Here, I gave a rather simple vector field $F$. I'm sure one can come up with VERY VERY VERY complicated vector fields, for which directly calculating the line integral by parametrizing the curve etc is completely unfeasible. However, if you know that the curl is $0$, then one can directly deduce that the integral over closed curves is $0$. You write
but what you're not realizing is that sometimes, showing a certain quantity equals zero is a very powerful statement. i.e knowing it is zero is valuable information in some contexts.
Example 2. Vector field not defined everywhere.

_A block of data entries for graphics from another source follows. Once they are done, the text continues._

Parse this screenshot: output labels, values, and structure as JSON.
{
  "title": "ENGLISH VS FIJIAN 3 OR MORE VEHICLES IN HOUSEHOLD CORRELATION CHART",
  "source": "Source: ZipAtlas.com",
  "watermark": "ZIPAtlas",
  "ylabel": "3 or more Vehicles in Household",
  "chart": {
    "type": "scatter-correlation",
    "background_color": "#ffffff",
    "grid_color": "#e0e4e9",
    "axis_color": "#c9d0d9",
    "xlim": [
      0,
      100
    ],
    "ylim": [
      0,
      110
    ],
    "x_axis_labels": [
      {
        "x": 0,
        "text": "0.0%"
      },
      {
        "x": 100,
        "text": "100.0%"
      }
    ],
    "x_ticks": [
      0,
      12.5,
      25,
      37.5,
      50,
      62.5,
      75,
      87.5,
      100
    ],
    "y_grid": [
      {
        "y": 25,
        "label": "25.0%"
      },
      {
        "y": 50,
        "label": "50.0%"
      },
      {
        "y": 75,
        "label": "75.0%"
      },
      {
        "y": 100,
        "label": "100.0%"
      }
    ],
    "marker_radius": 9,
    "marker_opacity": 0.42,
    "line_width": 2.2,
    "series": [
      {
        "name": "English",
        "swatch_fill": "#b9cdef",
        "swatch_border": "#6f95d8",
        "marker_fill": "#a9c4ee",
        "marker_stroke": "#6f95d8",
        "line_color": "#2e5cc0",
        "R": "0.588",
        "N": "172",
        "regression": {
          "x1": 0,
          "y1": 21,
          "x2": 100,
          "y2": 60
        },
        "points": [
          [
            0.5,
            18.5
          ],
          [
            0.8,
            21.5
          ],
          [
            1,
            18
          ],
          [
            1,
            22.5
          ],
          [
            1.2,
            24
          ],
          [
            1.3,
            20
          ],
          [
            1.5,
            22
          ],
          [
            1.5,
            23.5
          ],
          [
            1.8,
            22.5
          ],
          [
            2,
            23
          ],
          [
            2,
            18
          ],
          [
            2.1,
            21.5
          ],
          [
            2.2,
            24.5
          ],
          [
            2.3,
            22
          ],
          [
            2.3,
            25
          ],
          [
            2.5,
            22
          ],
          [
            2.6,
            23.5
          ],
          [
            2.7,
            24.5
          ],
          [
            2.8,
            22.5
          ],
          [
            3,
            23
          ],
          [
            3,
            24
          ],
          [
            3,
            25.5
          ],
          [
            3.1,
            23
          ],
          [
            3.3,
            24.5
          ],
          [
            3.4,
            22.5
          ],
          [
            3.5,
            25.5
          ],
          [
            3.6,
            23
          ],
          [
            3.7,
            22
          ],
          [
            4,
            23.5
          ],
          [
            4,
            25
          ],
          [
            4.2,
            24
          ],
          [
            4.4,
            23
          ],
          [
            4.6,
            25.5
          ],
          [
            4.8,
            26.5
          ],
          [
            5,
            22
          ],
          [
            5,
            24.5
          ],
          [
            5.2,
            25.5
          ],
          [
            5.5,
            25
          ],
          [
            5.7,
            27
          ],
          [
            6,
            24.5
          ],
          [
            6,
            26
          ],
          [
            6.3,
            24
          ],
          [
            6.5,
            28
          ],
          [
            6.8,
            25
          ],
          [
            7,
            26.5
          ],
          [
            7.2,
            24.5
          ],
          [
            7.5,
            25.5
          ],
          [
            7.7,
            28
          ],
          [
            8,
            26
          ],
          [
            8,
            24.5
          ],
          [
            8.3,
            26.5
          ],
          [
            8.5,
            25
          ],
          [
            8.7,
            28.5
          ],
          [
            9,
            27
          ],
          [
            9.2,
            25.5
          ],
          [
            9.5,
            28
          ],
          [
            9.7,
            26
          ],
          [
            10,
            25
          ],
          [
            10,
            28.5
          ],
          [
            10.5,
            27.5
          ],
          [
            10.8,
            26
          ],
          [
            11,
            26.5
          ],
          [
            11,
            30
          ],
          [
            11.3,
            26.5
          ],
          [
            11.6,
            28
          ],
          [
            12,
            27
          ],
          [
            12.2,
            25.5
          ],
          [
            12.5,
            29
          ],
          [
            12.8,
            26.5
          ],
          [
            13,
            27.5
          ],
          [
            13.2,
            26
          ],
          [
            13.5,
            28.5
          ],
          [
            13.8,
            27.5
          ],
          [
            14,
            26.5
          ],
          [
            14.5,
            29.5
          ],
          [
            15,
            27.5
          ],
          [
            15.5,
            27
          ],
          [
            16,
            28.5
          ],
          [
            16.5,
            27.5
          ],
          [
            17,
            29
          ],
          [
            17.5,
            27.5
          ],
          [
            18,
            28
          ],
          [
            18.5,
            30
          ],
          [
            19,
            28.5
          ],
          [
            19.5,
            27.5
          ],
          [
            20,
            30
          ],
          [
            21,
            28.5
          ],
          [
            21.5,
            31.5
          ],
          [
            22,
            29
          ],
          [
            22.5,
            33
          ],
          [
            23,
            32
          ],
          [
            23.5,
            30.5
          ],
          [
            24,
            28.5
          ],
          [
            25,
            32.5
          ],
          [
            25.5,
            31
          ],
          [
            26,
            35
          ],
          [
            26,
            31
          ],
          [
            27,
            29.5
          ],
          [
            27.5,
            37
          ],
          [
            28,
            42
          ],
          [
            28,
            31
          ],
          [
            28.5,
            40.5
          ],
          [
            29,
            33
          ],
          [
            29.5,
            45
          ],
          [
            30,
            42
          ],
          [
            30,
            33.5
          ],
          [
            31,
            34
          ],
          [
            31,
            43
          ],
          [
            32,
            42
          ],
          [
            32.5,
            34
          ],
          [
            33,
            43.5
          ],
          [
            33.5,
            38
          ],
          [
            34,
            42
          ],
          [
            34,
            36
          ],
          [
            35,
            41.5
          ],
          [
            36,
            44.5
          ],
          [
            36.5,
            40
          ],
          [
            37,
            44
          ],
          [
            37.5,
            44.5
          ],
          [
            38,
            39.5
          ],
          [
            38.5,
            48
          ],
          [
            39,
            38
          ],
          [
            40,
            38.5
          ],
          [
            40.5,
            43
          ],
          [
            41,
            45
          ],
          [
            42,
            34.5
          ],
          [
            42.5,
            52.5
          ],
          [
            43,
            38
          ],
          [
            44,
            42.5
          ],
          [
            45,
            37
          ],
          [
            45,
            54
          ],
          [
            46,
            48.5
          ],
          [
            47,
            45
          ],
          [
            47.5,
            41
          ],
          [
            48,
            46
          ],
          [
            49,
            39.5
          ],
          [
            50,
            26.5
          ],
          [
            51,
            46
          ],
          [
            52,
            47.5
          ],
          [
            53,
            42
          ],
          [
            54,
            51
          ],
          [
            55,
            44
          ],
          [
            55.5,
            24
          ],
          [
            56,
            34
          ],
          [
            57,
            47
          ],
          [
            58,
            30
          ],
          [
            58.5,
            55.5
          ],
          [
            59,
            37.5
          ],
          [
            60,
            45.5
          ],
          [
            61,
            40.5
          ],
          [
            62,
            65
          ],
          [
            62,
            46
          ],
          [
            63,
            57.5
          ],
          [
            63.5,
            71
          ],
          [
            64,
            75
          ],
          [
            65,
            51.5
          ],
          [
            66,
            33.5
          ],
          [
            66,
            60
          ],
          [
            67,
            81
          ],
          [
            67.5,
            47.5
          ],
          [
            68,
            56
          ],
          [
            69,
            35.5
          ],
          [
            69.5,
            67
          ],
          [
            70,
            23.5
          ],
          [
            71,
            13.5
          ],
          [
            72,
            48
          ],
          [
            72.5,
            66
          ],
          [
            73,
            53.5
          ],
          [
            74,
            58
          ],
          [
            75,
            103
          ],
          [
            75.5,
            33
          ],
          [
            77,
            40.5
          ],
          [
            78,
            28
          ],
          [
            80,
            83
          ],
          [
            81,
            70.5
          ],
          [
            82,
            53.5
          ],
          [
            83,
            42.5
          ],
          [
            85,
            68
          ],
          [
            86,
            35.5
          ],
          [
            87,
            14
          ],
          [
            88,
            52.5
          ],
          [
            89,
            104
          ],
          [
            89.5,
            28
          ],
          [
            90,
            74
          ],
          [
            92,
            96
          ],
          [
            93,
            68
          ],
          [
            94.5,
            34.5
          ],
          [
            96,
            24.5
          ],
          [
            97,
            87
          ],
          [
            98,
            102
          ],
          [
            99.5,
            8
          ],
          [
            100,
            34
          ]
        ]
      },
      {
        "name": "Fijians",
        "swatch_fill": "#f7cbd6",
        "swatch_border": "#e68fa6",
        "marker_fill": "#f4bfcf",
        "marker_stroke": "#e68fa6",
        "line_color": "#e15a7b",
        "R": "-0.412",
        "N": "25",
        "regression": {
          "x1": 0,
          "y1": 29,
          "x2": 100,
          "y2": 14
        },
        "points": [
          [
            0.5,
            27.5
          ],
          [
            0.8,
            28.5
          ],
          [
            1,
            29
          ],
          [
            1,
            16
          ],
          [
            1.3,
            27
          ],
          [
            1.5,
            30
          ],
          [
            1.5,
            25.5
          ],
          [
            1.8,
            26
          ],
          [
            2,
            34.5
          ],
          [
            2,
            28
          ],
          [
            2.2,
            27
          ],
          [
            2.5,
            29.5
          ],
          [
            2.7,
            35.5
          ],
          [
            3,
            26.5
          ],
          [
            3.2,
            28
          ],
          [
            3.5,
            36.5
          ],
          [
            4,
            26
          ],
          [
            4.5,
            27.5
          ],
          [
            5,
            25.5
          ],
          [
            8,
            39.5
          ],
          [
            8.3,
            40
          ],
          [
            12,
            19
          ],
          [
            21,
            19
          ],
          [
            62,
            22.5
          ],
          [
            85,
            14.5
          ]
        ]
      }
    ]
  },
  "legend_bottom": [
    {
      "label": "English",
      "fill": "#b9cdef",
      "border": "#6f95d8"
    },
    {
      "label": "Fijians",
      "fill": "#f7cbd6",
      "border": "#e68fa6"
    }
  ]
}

Here, consider the domain $U=\Bbb{R}^2\setminus\{(0,0)\}$, i.e the plane minus the origin. Consider the vector field $G:U\to\Bbb{R}^2$ defined as \begin{align} G(x,y)&=\left(\frac{-y}{x^2+y^2},\frac{x}{x^2+y^2}\right) \end{align} Note that we have to exclude the origin from the domain of definition because otherwise we'd be dividing by $0$, which is of course completely forbidden. You can once again verify directly that at every point of $U$, we have $\frac{\partial G_2}{\partial x}-\frac{\partial G_1}{\partial y}=0$. Now, suppose for example that $C$ and $R$ are given as in the figure below:
If in this case you claim "by Stokes theorem" \begin{align} \int_C\vec{G}\cdot d\vec{r}&=\int_R\left(\frac{\partial G_2}{\partial x}-\frac{\partial G_1}{\partial y}\right)\,dA = 0 \end{align}
then you'd be completely wrong. This is wrong because one very important hypothesis has not been verified. In this case the bounded region $R$ contains the origin, however, the domain of $G$ is $U=\Bbb{R}^2\setminus\{(0,0)\}$, so Stokes theorem is just not applicable to this pair of $C$ and $R$. It is in this case that one uses Stokes theorem to "deform the contour". As I have drawn it, $C$ is rather complicated, so evaluating the line integral is next to impossible. What we can do is consider the following figure
Here the curve $C$ we consider has two pieces, $C_1$ which is the black curve the same as in the above picture, and $C_2$ which is the new red circle. The region bounded is $R$. Note that in this case, we have specifically ensured that $R$ does not contain the origin, i.e $R\subset U$. So, in this case, Stokes theorem is completely applicable: \begin{align} \int_C\vec{G}\cdot d\vec{r}&=\int_R\left(\frac{\partial G_2}{\partial x}-\frac{\partial G_1}{\partial y}\right)\,dA = 0 \end{align} The LHS is $\int_{C_1}\vec{G}\cdot d\vec{r}-\int_{C_2}\vec{G}\cdot d\vec{r}$. Therefore, we get the conclusion \begin{align} \int_{C_1}\vec{G}\cdot d\vec{r}&= \int_{C_2}\vec{G}\cdot d\vec{r} \end{align} In other words, we have reduced the calculation of the complicated, horrendous, disgusting line integral $\int_{C_1}\vec{G}\cdot d\vec{r}$ over the complicated curve $C_1$ to the line integral over the simple circle $C_2$. In this case, by directly applying the definition of line integrals (i.e parametrizing the circle $C_2$ counterclockwise) one can show that \begin{align} \int_{C_1}\vec{G}\cdot d\vec{r}&= \int_{C_2}\vec{G}\cdot d\vec{r} = 2\pi. \end{align}
Therefore, using Stokes theorem to deform the contour often times simplifies computations. This is just one illustration of the utility of the Stokes theorem.